Two democracy scholars, Steven Levitsky and Daniel Ziblatt, wrote this month in The Atlantic that the legislation “would allow Republicans in Arizona, Georgia and elsewhere to do something that Trump has tried and failed to do.” failed to do in 2020: toss ballots in rival strongholds in order to overturn a statewide result, ”and that“ the new laws impose criminal penalties on local election officials who violate the electoral procedure ”.

“This will allow Republican officials statewide to force local officials, through threats of criminal prosecution, to engage in a tough election campaign.” Throwing thousands of ballots into rival strongholds can be deeply undemocratic, but it is technically legal, and Republicans in several states now have a powerful stick to enforce such practices, ”Levitsky and Ziblatt wrote, co-authors of the 2018 book How Democracies Die.

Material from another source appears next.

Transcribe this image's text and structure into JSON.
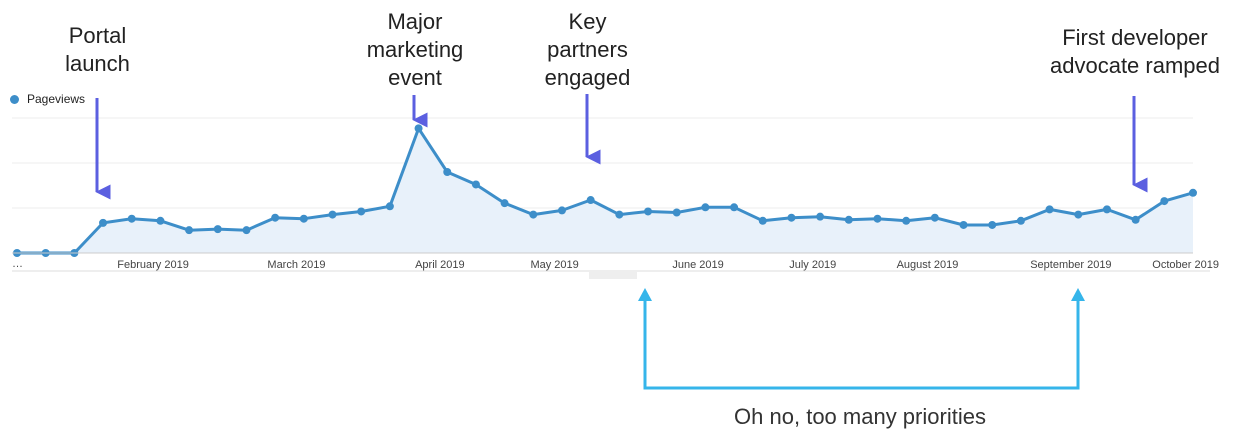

The two academics were among more than 100 democracy experts who signed a letter in June urging Congress to “do whatever is necessary – including suspending filibuster – to pass national voting standards. and Election Administration, both of which guarantee the vote for all Americans. also, and prevent state legislatures from manipulating the rules in order to fabricate the outcome they want. “

A voting rights activist holds a sign stating

A voting rights activist holds a sign bearing the likeness of Representative John Lewis at a rally in Washington, DC on Saturday, the first anniversary of Lewis’s death. (Alex Wong / Getty Images)

In addition to the Warnock Bill, it also discusses the adoption by Congress of national standards for the administration of elections – some of which are contained in the For the People Act – and the reform of the Electoral Count Act of 1887.

This law, which is ridiculed by some academics as confusing and unclear, stipulates how Congress should argue a contested election. It has never been invoked, but the vagueness of the law is an invitation to chaos or abuse, experts say.